Im Übrigen richtete sich die Darbietung des Beschuldigten weder gegen das türkische Volk, die Türken in Deutschland oder Muslime, noch gegen den Antragsteller wegen seiner Zugehörigkeit zu einer der in § 130 StGB genannten Gruppen. Das Gegenteil ist jedenfalls nicht erweislich. Denn während der Darbietung wandte der Beschuldigte sich mehrfach ausdrücklich an den Antragsteller, und zwar in Bezug auf seine Reaktion auf den „extra 3“-Beitrag und die Grenzziehung zur „Schmähkritik“. Hieraus folgt, dass er den türkischen Staatspräsidenten nicht wegen seiner Zugehörigkeit zu einer Nation oder religiösen Gruppe, sondern allein wegen seiner Haltung zu den Grundfreiheiten aus Art. 5 GG bzw. seinem Vorgehen nach dem „extra 3“-Beitrag kritisierte.
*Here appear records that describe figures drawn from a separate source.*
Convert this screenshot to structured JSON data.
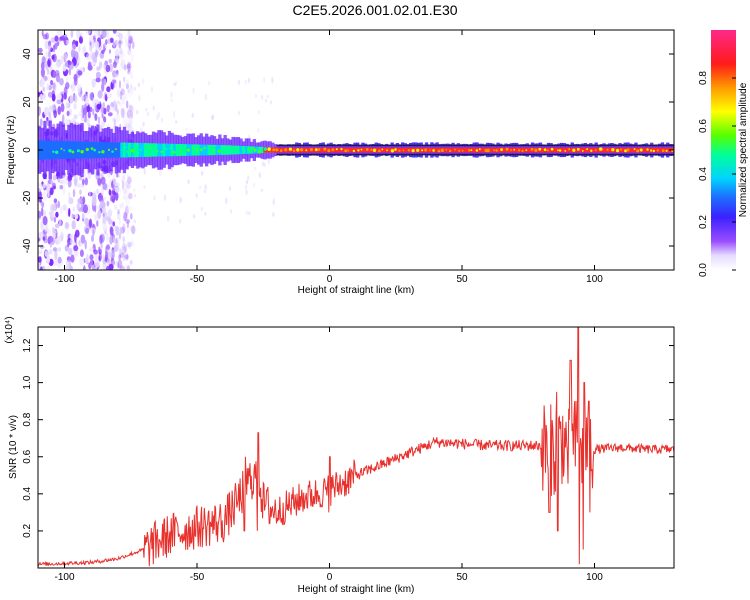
{
  "title": "C2E5.2026.001.02.01.E30",
  "colors": {
    "line": "#e8302c",
    "axis": "#000000",
    "band_edge": "#111111"
  },
  "chart_data": [
    {
      "type": "heatmap",
      "xlabel": "Height of straight line (km)",
      "ylabel": "Frequency (Hz)",
      "xlim": [
        -110,
        130
      ],
      "ylim": [
        -50,
        50
      ],
      "x_ticks": [
        -100,
        -50,
        0,
        50,
        100
      ],
      "y_ticks": [
        -40,
        -20,
        0,
        20,
        40
      ],
      "colorbar": {
        "label": "Normalized spectral amplitude",
        "ticks": [
          "0.0",
          "0.2",
          "0.4",
          "0.6",
          "0.8"
        ],
        "range": [
          0,
          1
        ],
        "colormap": "rainbow (purple-blue-cyan-green-yellow-red-magenta)"
      },
      "description_points": {
        "scattered_noise_x_range": [
          -110,
          -80
        ],
        "band_center_hz": 0,
        "band_half_width_hz": [
          [
            -110,
            8
          ],
          [
            -40,
            4
          ],
          [
            -20,
            2
          ],
          [
            130,
            2
          ]
        ]
      }
    },
    {
      "type": "line",
      "xlabel": "Height of straight line (km)",
      "ylabel": "SNR (10 * v/v)",
      "y_multiplier": "(x10⁴)",
      "xlim": [
        -110,
        130
      ],
      "ylim": [
        0,
        1.3
      ],
      "x_ticks": [
        -100,
        -50,
        0,
        50,
        100
      ],
      "y_ticks": [
        "0.2",
        "0.4",
        "0.6",
        "0.8",
        "1.0",
        "1.2"
      ],
      "envelope_x": [
        -110,
        -90,
        -80,
        -70,
        -60,
        -50,
        -40,
        -35,
        -30,
        -27,
        -25,
        -20,
        -10,
        0,
        10,
        20,
        30,
        40,
        50,
        60,
        70,
        80,
        85,
        88,
        90,
        93,
        95,
        98,
        100,
        110,
        120,
        130
      ],
      "envelope_y": [
        0.02,
        0.03,
        0.05,
        0.1,
        0.18,
        0.22,
        0.25,
        0.35,
        0.48,
        0.5,
        0.35,
        0.3,
        0.38,
        0.42,
        0.5,
        0.56,
        0.62,
        0.68,
        0.67,
        0.66,
        0.66,
        0.66,
        0.63,
        0.7,
        0.62,
        0.68,
        0.62,
        0.66,
        0.64,
        0.65,
        0.64,
        0.64
      ],
      "spikes": [
        {
          "x": -27,
          "y_max": 0.73,
          "y_min": 0.2
        },
        {
          "x": -32,
          "y_max": 0.6,
          "y_min": 0.2
        },
        {
          "x": 0,
          "y_max": 0.6,
          "y_min": 0.3
        },
        {
          "x": 83,
          "y_max": 0.85,
          "y_min": 0.3
        },
        {
          "x": 86,
          "y_max": 0.95,
          "y_min": 0.2
        },
        {
          "x": 91,
          "y_max": 1.12,
          "y_min": 0.1
        },
        {
          "x": 94,
          "y_max": 1.3,
          "y_min": 0.02
        },
        {
          "x": 96,
          "y_max": 1.0,
          "y_min": 0.1
        },
        {
          "x": 98,
          "y_max": 0.9,
          "y_min": 0.3
        }
      ]
    }
  ]
}
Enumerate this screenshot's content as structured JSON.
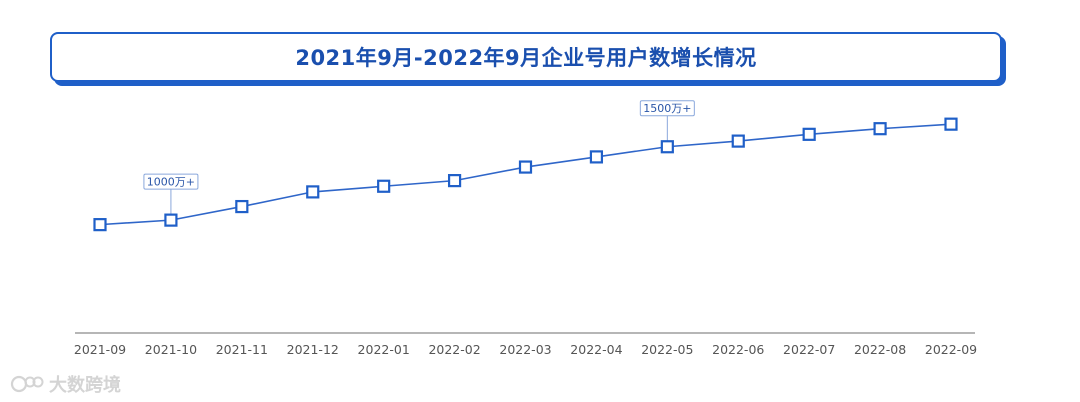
{
  "title": "2021年9月-2022年9月企业号用户数增长情况",
  "watermark": "大数跨境",
  "colors": {
    "line": "#2f66c9",
    "marker_border": "#1f5fc8",
    "marker_fill": "#ffffff",
    "axis": "#8a8a8a",
    "title_text": "#1a4fae",
    "annotation_border": "#8aa8dc"
  },
  "chart_data": {
    "type": "line",
    "categories": [
      "2021-09",
      "2021-10",
      "2021-11",
      "2021-12",
      "2022-01",
      "2022-02",
      "2022-03",
      "2022-04",
      "2022-05",
      "2022-06",
      "2022-07",
      "2022-08",
      "2022-09"
    ],
    "values": [
      960,
      1000,
      1120,
      1250,
      1300,
      1350,
      1470,
      1560,
      1650,
      1700,
      1760,
      1810,
      1850
    ],
    "ylim": [
      0,
      2950
    ],
    "grid": false,
    "annotations": [
      {
        "category": "2021-10",
        "label": "1000万+"
      },
      {
        "category": "2022-05",
        "label": "1500万+"
      }
    ]
  }
}
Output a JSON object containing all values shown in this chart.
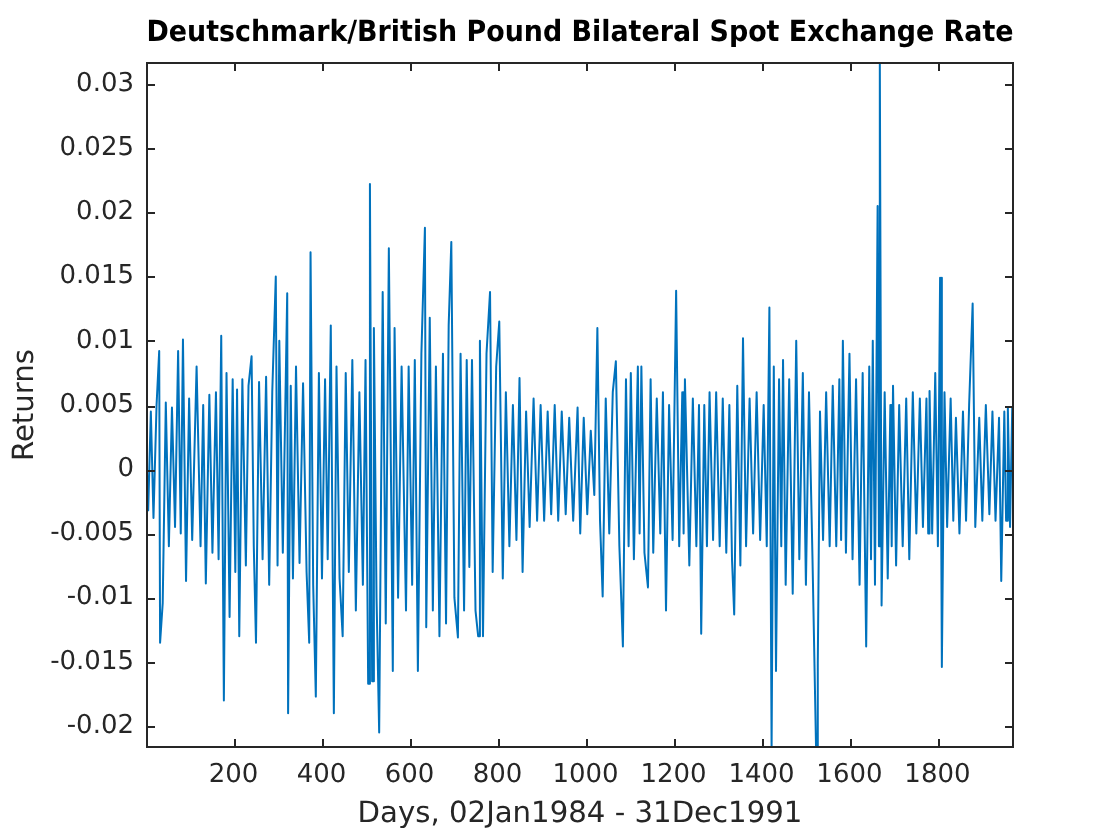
{
  "chart_data": {
    "type": "line",
    "title": "Deutschmark/British Pound Bilateral Spot Exchange Rate",
    "xlabel": "Days, 02Jan1984 - 31Dec1991",
    "ylabel": "Returns",
    "color": "#0072bd",
    "xlim": [
      1,
      1974
    ],
    "ylim": [
      -0.0217,
      0.0317
    ],
    "xticks": [
      200,
      400,
      600,
      800,
      1000,
      1200,
      1400,
      1600,
      1800
    ],
    "yticks": [
      -0.02,
      -0.015,
      -0.01,
      -0.005,
      0,
      0.005,
      0.01,
      0.015,
      0.02,
      0.025,
      0.03
    ],
    "x": [
      1,
      6,
      12,
      18,
      25,
      31,
      33,
      39,
      46,
      53,
      60,
      67,
      74,
      80,
      85,
      92,
      99,
      106,
      116,
      125,
      131,
      137,
      145,
      152,
      160,
      166,
      172,
      178,
      184,
      191,
      198,
      204,
      208,
      213,
      220,
      228,
      234,
      241,
      246,
      251,
      258,
      266,
      274,
      281,
      288,
      296,
      300,
      304,
      312,
      322,
      324,
      330,
      335,
      342,
      350,
      358,
      366,
      372,
      375,
      381,
      387,
      394,
      401,
      408,
      414,
      421,
      428,
      434,
      441,
      448,
      455,
      462,
      470,
      478,
      486,
      494,
      500,
      506,
      510,
      515,
      519,
      525,
      531,
      539,
      546,
      553,
      562,
      566,
      574,
      582,
      592,
      598,
      606,
      612,
      619,
      627,
      635,
      638,
      646,
      653,
      660,
      668,
      676,
      683,
      689,
      695,
      702,
      710,
      716,
      724,
      730,
      736,
      742,
      750,
      756,
      760,
      767,
      775,
      783,
      789,
      797,
      804,
      812,
      819,
      827,
      835,
      843,
      850,
      857,
      865,
      873,
      882,
      890,
      898,
      906,
      914,
      922,
      930,
      938,
      946,
      955,
      963,
      972,
      982,
      988,
      996,
      1004,
      1012,
      1020,
      1027,
      1033,
      1039,
      1046,
      1054,
      1062,
      1069,
      1077,
      1085,
      1092,
      1098,
      1103,
      1110,
      1119,
      1123,
      1127,
      1134,
      1142,
      1148,
      1154,
      1162,
      1170,
      1176,
      1183,
      1190,
      1198,
      1206,
      1213,
      1220,
      1223,
      1226,
      1236,
      1244,
      1252,
      1258,
      1263,
      1270,
      1276,
      1282,
      1290,
      1297,
      1305,
      1312,
      1320,
      1327,
      1333,
      1338,
      1345,
      1352,
      1358,
      1365,
      1373,
      1381,
      1389,
      1397,
      1405,
      1412,
      1418,
      1423,
      1428,
      1433,
      1440,
      1445,
      1449,
      1455,
      1463,
      1471,
      1479,
      1486,
      1494,
      1501,
      1508,
      1516,
      1524,
      1528,
      1533,
      1540,
      1547,
      1555,
      1562,
      1570,
      1577,
      1581,
      1585,
      1592,
      1600,
      1607,
      1615,
      1623,
      1630,
      1638,
      1645,
      1649,
      1653,
      1658,
      1664,
      1667,
      1669,
      1673,
      1680,
      1687,
      1693,
      1696,
      1699,
      1706,
      1713,
      1721,
      1729,
      1736,
      1744,
      1752,
      1760,
      1767,
      1775,
      1779,
      1782,
      1788,
      1795,
      1801,
      1806,
      1810,
      1816,
      1822,
      1830,
      1836,
      1842,
      1850,
      1858,
      1865,
      1872,
      1880,
      1886,
      1895,
      1902,
      1910,
      1918,
      1925,
      1932,
      1940,
      1945,
      1952,
      1956,
      1960,
      1965,
      1970,
      1974
    ],
    "values": [
      0.0022,
      -0.0032,
      0.0045,
      -0.0038,
      0.005,
      0.0092,
      -0.0135,
      -0.0104,
      0.0052,
      -0.006,
      0.0048,
      -0.0045,
      0.0092,
      -0.005,
      0.0101,
      -0.0087,
      0.0055,
      -0.0055,
      0.008,
      -0.006,
      0.005,
      -0.0089,
      0.0058,
      -0.0065,
      0.006,
      -0.007,
      0.0104,
      -0.018,
      0.0075,
      -0.0115,
      0.007,
      -0.008,
      0.0062,
      -0.013,
      0.007,
      -0.0075,
      0.0065,
      0.0088,
      -0.006,
      -0.0135,
      0.0068,
      -0.007,
      0.0072,
      -0.009,
      0.006,
      0.015,
      -0.0075,
      0.01,
      -0.0065,
      0.0137,
      -0.019,
      0.0065,
      -0.0085,
      0.008,
      -0.0073,
      0.0067,
      -0.008,
      -0.0135,
      0.0169,
      -0.009,
      -0.0177,
      0.0075,
      -0.0085,
      0.007,
      -0.007,
      0.0112,
      -0.019,
      0.008,
      -0.0085,
      -0.013,
      0.0075,
      -0.008,
      0.0085,
      -0.011,
      0.006,
      -0.009,
      0.0085,
      -0.0167,
      0.0222,
      -0.0165,
      0.011,
      -0.01,
      -0.0205,
      0.0138,
      -0.012,
      0.0172,
      -0.0157,
      0.011,
      -0.01,
      0.008,
      -0.011,
      0.008,
      -0.009,
      0.0085,
      -0.0157,
      0.009,
      0.0188,
      -0.0123,
      0.0118,
      -0.011,
      0.008,
      -0.013,
      0.009,
      -0.012,
      0.0112,
      0.0177,
      -0.01,
      -0.0131,
      0.009,
      -0.011,
      0.0085,
      -0.0076,
      0.0085,
      -0.011,
      -0.013,
      0.01,
      -0.013,
      0.009,
      0.0138,
      -0.008,
      0.008,
      0.0115,
      -0.0085,
      0.006,
      -0.006,
      0.005,
      -0.0055,
      0.0071,
      -0.008,
      0.0045,
      -0.0045,
      0.0055,
      -0.004,
      0.005,
      -0.004,
      0.0045,
      -0.0035,
      0.005,
      -0.004,
      0.0045,
      -0.0035,
      0.004,
      -0.004,
      0.0048,
      -0.005,
      0.004,
      -0.0035,
      0.003,
      -0.002,
      0.011,
      -0.004,
      -0.0099,
      0.0055,
      -0.005,
      0.006,
      0.0084,
      -0.006,
      -0.0138,
      0.007,
      -0.006,
      0.0075,
      -0.007,
      0.008,
      -0.005,
      0.008,
      -0.0065,
      -0.0092,
      0.007,
      -0.0065,
      0.0055,
      -0.005,
      0.006,
      -0.011,
      0.005,
      -0.0055,
      0.0139,
      -0.006,
      0.006,
      -0.005,
      0.007,
      -0.0075,
      0.0055,
      -0.006,
      0.005,
      -0.0128,
      0.005,
      -0.006,
      0.006,
      -0.0055,
      0.006,
      -0.006,
      0.0055,
      -0.0065,
      0.005,
      -0.007,
      -0.0113,
      0.0065,
      -0.0075,
      0.0102,
      -0.006,
      0.0055,
      -0.005,
      0.006,
      -0.0055,
      0.005,
      -0.006,
      0.0126,
      -0.0217,
      0.008,
      -0.0157,
      0.007,
      -0.006,
      0.0085,
      -0.009,
      0.007,
      -0.0097,
      0.01,
      -0.007,
      0.0075,
      -0.009,
      0.006,
      -0.007,
      -0.0216,
      -0.0151,
      0.0045,
      -0.0055,
      0.006,
      -0.006,
      0.0065,
      -0.006,
      0.007,
      -0.0055,
      0.01,
      -0.0065,
      0.009,
      -0.007,
      0.007,
      -0.009,
      0.0075,
      -0.0138,
      0.008,
      -0.007,
      0.01,
      -0.009,
      0.0205,
      -0.006,
      0.0317,
      -0.0106,
      0.006,
      -0.0085,
      0.005,
      -0.006,
      0.0065,
      -0.0075,
      0.005,
      -0.006,
      0.0055,
      -0.007,
      0.006,
      -0.005,
      0.0055,
      -0.0045,
      0.0055,
      -0.005,
      0.0061,
      -0.005,
      0.0075,
      -0.006,
      0.0149,
      -0.0154,
      0.006,
      -0.0045,
      0.0055,
      -0.004,
      0.004,
      -0.005,
      0.0045,
      -0.004,
      0.005,
      0.0129,
      -0.0045,
      0.004,
      -0.004,
      0.005,
      -0.0035,
      0.0045,
      -0.004,
      0.004,
      -0.0087,
      0.0045,
      -0.004,
      0.0048,
      -0.0045,
      0.0048,
      0.0013
    ]
  }
}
Das ergibt sich nicht nur aus dem ausdrücklich an die Reaktion auf den „extra 3“-Beitrag anknüpfenden Gesamtkontext, sondern auch aus ausdrücklichen Erklärungen:
… „Was die Kollegen […] da gemacht haben, also inhaltlich humorvoll mit dem umgegangen sind, was Sie da quasi politisch unten tun, Herr Erdogan, das ist in Deutschland, in Europa gedeckt von der Kunstfreiheit, von der Pressefreiheit, von der Meinungsfreiheit
[…]
Artikel 5 unseres Grundgesetzes, unserer tollen Verfassung. Das darf man hier. Da […] können Sie nicht einfach sagen, die Bundesregierung soll die Satire zurückziehen […]“.
Zudem ist nicht ersichtlich, dass der Beschuldigte den Vorsatz hatte, im Sinne des § 130 StGB gegen eine dort bezeichnete Person oder Personenmehrheit zum Hass aufzustacheln, zu Gewalt- oder Willkürmaßnahmen aufzufordern oder die Menschenwürde anderer durch Beschimpfen, böswilliges Verächtlichmachen oder Verleumdung einer der in § 130 StGB genannten Personen oder Personenmehrheiten anzugreifen.